Persistent Memory, using Non-Volatile Memory (NVDIMM), is a great capability that combines the speed of global system memory with persistent storage capabilities. PMEM is byte-addressable and sits on the memory bus like with ‘normal’ memory modules. The persistent bit means that stored data survives power cycles of the host.

PMEM helps a wide variety of workloads with optimal performance, like SAP HANA deployments. vSphere already has extensive support for PMEM in previous versions. However, a constraint was that PMEM was not supported with vSphere High Availability (HA), which helps to recover workloads in the event of host failure in a cluster.

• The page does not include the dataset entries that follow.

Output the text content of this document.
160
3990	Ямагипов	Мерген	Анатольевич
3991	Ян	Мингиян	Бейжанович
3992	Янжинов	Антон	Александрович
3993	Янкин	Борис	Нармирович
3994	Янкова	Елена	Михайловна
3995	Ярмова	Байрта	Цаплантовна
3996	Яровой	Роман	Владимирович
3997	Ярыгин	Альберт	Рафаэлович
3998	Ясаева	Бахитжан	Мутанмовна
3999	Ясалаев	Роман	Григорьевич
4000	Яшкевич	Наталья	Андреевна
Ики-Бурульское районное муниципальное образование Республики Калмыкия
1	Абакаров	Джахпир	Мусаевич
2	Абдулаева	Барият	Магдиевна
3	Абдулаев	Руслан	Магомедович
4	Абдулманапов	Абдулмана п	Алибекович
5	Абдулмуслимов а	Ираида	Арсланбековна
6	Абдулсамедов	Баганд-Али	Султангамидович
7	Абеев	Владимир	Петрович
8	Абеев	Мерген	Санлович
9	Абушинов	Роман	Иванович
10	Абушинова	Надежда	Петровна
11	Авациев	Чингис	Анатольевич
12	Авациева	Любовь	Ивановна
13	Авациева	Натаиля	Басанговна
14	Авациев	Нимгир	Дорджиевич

Automated Recovery for PMEM Workloads

That has changed with vSphere 7 Update 2. Workloads utilizing PMEM as NVDIMM can now be protected by vSphere HA, which is important as workloads using PMEM are typically mission-critical applications.

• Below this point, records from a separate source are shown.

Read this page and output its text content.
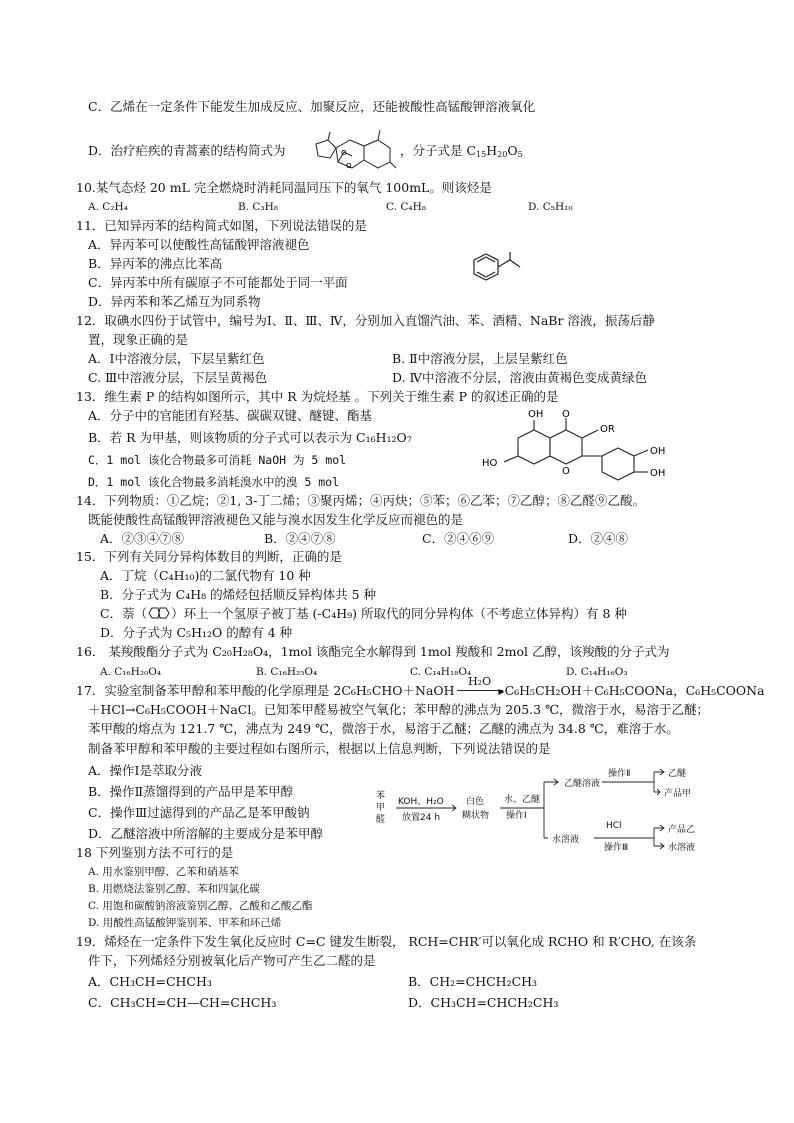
C．乙烯在一定条件下能发生加成反应、加聚反应，还能被酸性高锰酸钾溶液氧化
D．治疗疟疾的青蒿素的结构简式为	O
O
，分子式是 $C_{15}H_{20}O_5$
10.某气态烃 20 mL 完全燃烧时消耗同温同压下的氧气 100mL。则该烃是
A. C₂H₄	B. C₃H₈	C. C₄H₈	D. C₅H₁₀
11．已知异丙苯的结构简式如图，下列说法错误的是
A．异丙苯可以使酸性高锰酸钾溶液褪色
B．异丙苯的沸点比苯高
C．异丙苯中所有碳原子不可能都处于同一平面
D．异丙苯和苯乙烯互为同系物
12．取碘水四份于试管中，编号为Ⅰ、Ⅱ、Ⅲ、Ⅳ，分别加入直馏汽油、苯、酒精、NaBr 溶液，振荡后静
置，现象正确的是
A．Ⅰ中溶液分层，下层呈紫红色	B. Ⅱ中溶液分层，上层呈紫红色
C. Ⅲ中溶液分层，下层呈黄褐色	D. Ⅳ中溶液不分层，溶液由黄褐色变成黄绿色
13．维生素 P 的结构如图所示，其中 R 为烷烃基 。下列关于维生素 P 的叙述正确的是
A．分子中的官能团有羟基、碳碳双键、醚键、酯基
B．若 R 为甲基，则该物质的分子式可以表示为 C₁₆H₁₂O₇
C．1 mol 该化合物最多可消耗 NaOH 为 5 mol
D．1 mol 该化合物最多消耗溴水中的溴 5 mol
OH O
OR
HO
O
OH
OH
14．下列物质：①乙烷；②1, 3-丁二烯；③聚丙烯；④丙炔；⑤苯；⑥乙苯；⑦乙醇；⑧乙醛⑨乙酸。
既能使酸性高锰酸钾溶液褪色又能与溴水因发生化学反应而褪色的是
A．②③④⑦⑧	B．②④⑦⑧	C．②④⑥⑨	D．②④⑧
15．下列有关同分异构体数目的判断，正确的是
A．丁烷（C₄H₁₀)的二氯代物有 10 种
B．分子式为 C₄H₈ 的烯烃包括顺反异构体共 5 种
C．萘（ ）环上一个氢原子被丁基 (-C₄H₉) 所取代的同分异构体（不考虑立体异构）有 8 种
D．分子式为 C₅H₁₂O 的醇有 4 种
16． 某羧酸酯分子式为 C₂₀H₂₈O₄，1mol 该酯完全水解得到 1mol 羧酸和 2mol 乙醇，该羧酸的分子式为
A. C₁₆H₂₀O₄	B. C₁₆H₂₅O₄	C. C₁₄H₁₈O₄	D. C₁₄H₁₆O₃
17．实验室制备苯甲醇和苯甲酸的化学原理是 2C₆H₅CHO＋NaOH
H₂O
▶ C₆H₅CH₂OH＋C₆H₅COONa，C₆H₅COONa
＋HCl→C₆H₅COOH＋NaCl。已知苯甲醛易被空气氧化；苯甲醇的沸点为 205.3 ℃，微溶于水，易溶于乙醚；
苯甲酸的熔点为 121.7 ℃，沸点为 249 ℃，微溶于水，易溶于乙醚；乙醚的沸点为 34.8 ℃，难溶于水。
制备苯甲醇和苯甲酸的主要过程如右图所示，根据以上信息判断，下列说法错误的是
A．操作Ⅰ是萃取分液
B．操作Ⅱ蒸馏得到的产品甲是苯甲醇
C．操作Ⅲ过滤得到的产品乙是苯甲酸钠
D．乙醚溶液中所溶解的主要成分是苯甲醇
苯
甲
醛
KOH、H₂O
放置24 h
白色
糊状物
水、乙醚
操作Ⅰ
乙醚溶液
操作Ⅱ	乙醚
产品甲
水溶液
HCl
操作Ⅲ
产品乙
水溶液
18 下列鉴别方法不可行的是
A. 用水鉴别甲醇、乙苯和硝基苯
B. 用燃烧法鉴别乙醇、苯和四氯化碳
C. 用饱和碳酸钠溶液鉴别乙醇、乙酸和乙酸乙酯
D. 用酸性高锰酸钾鉴别苯、甲苯和环己烯
19．烯烃在一定条件下发生氧化反应时 C=C 键发生断裂， RCH=CHR′可以氧化成 RCHO 和 R′CHO, 在该条
件下，下列烯烃分别被氧化后产物可产生乙二醛的是
A．CH₃CH=CHCH₃	B．CH₂=CHCH₂CH₃
C．CH₃CH=CH—CH=CHCH₃	D．CH₃CH=CHCH₂CH₃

By default, vSphere HA will not attempt to register and power-on the virtual machine on a surviving host in the cluster. The vSphere HA option for PMEM needs to be explicitly enabled on a per virtual machines basis. When enabled, vSphere HA helps to automatically restart the virtual machine on another host, that is equipped with PMEM, with a new/empty NVDIMM. An empty NVDIMM because, in the event of host failure, PMEM data on NVDIMM cannot be recovered on another host.

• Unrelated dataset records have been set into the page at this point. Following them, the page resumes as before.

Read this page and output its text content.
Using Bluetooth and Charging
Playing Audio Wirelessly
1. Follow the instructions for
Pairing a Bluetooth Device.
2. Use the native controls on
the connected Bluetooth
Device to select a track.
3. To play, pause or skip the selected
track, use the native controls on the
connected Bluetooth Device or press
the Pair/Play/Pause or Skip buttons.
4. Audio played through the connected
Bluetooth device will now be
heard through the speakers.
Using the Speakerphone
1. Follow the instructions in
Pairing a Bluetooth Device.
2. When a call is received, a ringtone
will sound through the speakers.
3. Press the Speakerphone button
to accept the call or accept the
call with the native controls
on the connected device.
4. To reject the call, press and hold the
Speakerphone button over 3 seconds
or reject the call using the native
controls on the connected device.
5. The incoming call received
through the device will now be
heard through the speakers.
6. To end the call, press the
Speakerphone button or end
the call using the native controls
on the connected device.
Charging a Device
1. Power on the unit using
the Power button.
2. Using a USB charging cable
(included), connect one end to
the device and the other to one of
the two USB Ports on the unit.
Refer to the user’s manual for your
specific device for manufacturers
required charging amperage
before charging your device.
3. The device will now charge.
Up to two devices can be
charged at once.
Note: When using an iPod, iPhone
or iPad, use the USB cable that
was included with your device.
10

vSphere HA admission control will make sure that there is sufficient PMEM capacity is available for failover. It’s also good to note that vSphere HA is not supported with vPMEMDisk, an option where PMEM is used as a datastore. In that scenario, there’s benefits from a performance perspective, but it’s not utilizing PMEM in a byte addressable way.

How to Configure

For vSphere HA support for PMEM to be enabled, virtual machines need to run VM hardware version 19. When a NVDIMM device is added, or re-configured, a new option is provided to ‘Allow failover on another host for all NVDIMM devices‘.

Once enabled, it’s stated in vSphere Client that ‘On host failure, HA will restart virtual machine on another host with new, empty NVDIMMs.